El don de hacer maletas

Hay libros que te inspiran como lector y como escritor. Es el caso de Si esta calle fuera mía (Ed. Entre Ambos), de Stefanie Kremser. Siguiendo la idea de ordenar tu propia biografía a partir de las casas en las que has vivido (un poco en la línea de Paul Auster en Diario de invierno ), Kremser se adentra en una selva de recuerdos que, a medida que se vuelve espesa, se hace más luminosa y profunda. Cinco países y veinticinco direcciones (Barcelona incluida) le dan al libro una estructura felizmente invertebrada que tiene la valentía de analizar las raíces del desarraigo y cómo las circunstancias marcan la identidad de los que no siguen la convención –o el privilegio– de vivir donde han nacido. Las etapas, alternadas por capas como en una especie de lasaña, pasan por Brasil, Bolivia, Alemania, EE.UU. y Catalunya.

No es un catálogo de episodios encadenados cronológicamente sino que el libro contiene hilos invisibles que avanzan y retroceden con un propósito literario. Eso crea una corriente de estímulos que, por decirlo a la manera de las solapas, atrapan al lector. Tampoco se explota la adrenalina de ninguna intriga de laboratorio sino de una vida que resulta interesante no porque pretenda serlo sino porque se afirma desde una proximidad que facilita el tipo de identificación que te transforma en figurante de la historia. Cuidado: para según qué escritores, tener una vida tan interesante puede ser una carga y Kremser sabe resolver esta contradicción.

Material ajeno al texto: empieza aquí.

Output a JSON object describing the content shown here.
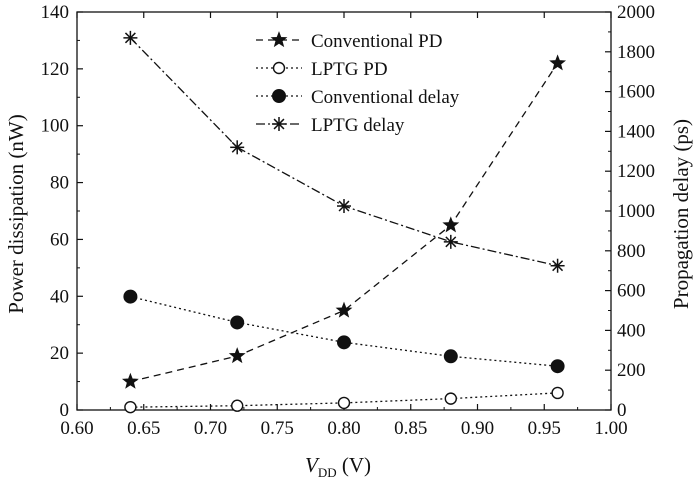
{
  "chart_data": {
    "type": "line",
    "title": "",
    "x": [
      0.64,
      0.72,
      0.8,
      0.88,
      0.96
    ],
    "xlabel_main": "V",
    "xlabel_sub": "DD",
    "xlabel_unit": " (V)",
    "ylabel_left": "Power dissipation (nW)",
    "ylabel_right": "Propagation delay (ps)",
    "xlim": [
      0.6,
      1.0
    ],
    "ylim_left": [
      0,
      140
    ],
    "ylim_right": [
      0,
      2000
    ],
    "x_ticks": [
      0.6,
      0.65,
      0.7,
      0.75,
      0.8,
      0.85,
      0.9,
      0.95,
      1.0
    ],
    "x_tick_labels": [
      "0.60",
      "0.65",
      "0.70",
      "0.75",
      "0.80",
      "0.85",
      "0.90",
      "0.95",
      "1.00"
    ],
    "y_left_ticks": [
      0,
      20,
      40,
      60,
      80,
      100,
      120,
      140
    ],
    "y_left_tick_labels": [
      "0",
      "20",
      "40",
      "60",
      "80",
      "100",
      "120",
      "140"
    ],
    "y_right_ticks": [
      0,
      200,
      400,
      600,
      800,
      1000,
      1200,
      1400,
      1600,
      1800,
      2000
    ],
    "y_right_tick_labels": [
      "0",
      "200",
      "400",
      "600",
      "800",
      "1000",
      "1200",
      "1400",
      "1600",
      "1800",
      "2000"
    ],
    "grid": false,
    "legend_position": "top-center",
    "series": [
      {
        "name": "Conventional PD",
        "axis": "left",
        "marker": "star",
        "line": "dashed",
        "values": [
          10,
          19,
          35,
          65,
          122
        ]
      },
      {
        "name": "LPTG PD",
        "axis": "left",
        "marker": "open-circle",
        "line": "dotted",
        "values": [
          1,
          1.5,
          2.5,
          4,
          6
        ]
      },
      {
        "name": "Conventional delay",
        "axis": "right",
        "marker": "filled-circle",
        "line": "dotted",
        "values": [
          570,
          440,
          340,
          270,
          220
        ]
      },
      {
        "name": "LPTG delay",
        "axis": "right",
        "marker": "asterisk",
        "line": "dash-dot",
        "values": [
          1870,
          1320,
          1025,
          845,
          725
        ]
      }
    ]
  }
}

El libro de Stefanie Kremser pasa por Brasil, EE.UU., Alemania, Bolivia y Catalunya

Informe sobre mi entusiasmo: me compré el libro a las once de la mañana, lo empecé a las doce y lo acabé a las seis de la tarde. No comí. Subrayé frases sobre los peligros fraternales de las mentiras y los recuerdos y el párrafo de una declaración de amor (no azucarada) a la Barcelona del turismo y los desahucios. Puse puntos de exclamación pre-emoticónicos allí donde surge un giro existencial que tiene la alta tensión argumental de una revelación de melodrama, tan bien contada que tienes que volver a leerlo dos o tres veces para saborear los matices. Mientras leía, conteniéndome para que el entusiasmo no me propulsara a correr demasiado, pensaba en los libros de la gran Dubravka Ugresic. No es una referencia comparativa sino de parentesco, de saber contar los detalles del nomadismo de circunstancias a través del filtro del humanismo, la exigencia literaria y la propia –a veces dolorosa– educación sentimental. Sin darse importancia, Kremser propone un bazar de emociones que no rehúye la sensualidad y deconstruye las trampas de la memoria con delicadeza, valentía y gratitud. Explica la dificultad de adaptarse a un modelo de vida en el que no se admiten ni la estabilidad ni las certezas. Un modelo de vida en el que, para sobrevivir, debes aprender a encontrar el equilibrio entre la arbitraria realidad del olvido y la necesidad del recuerdo.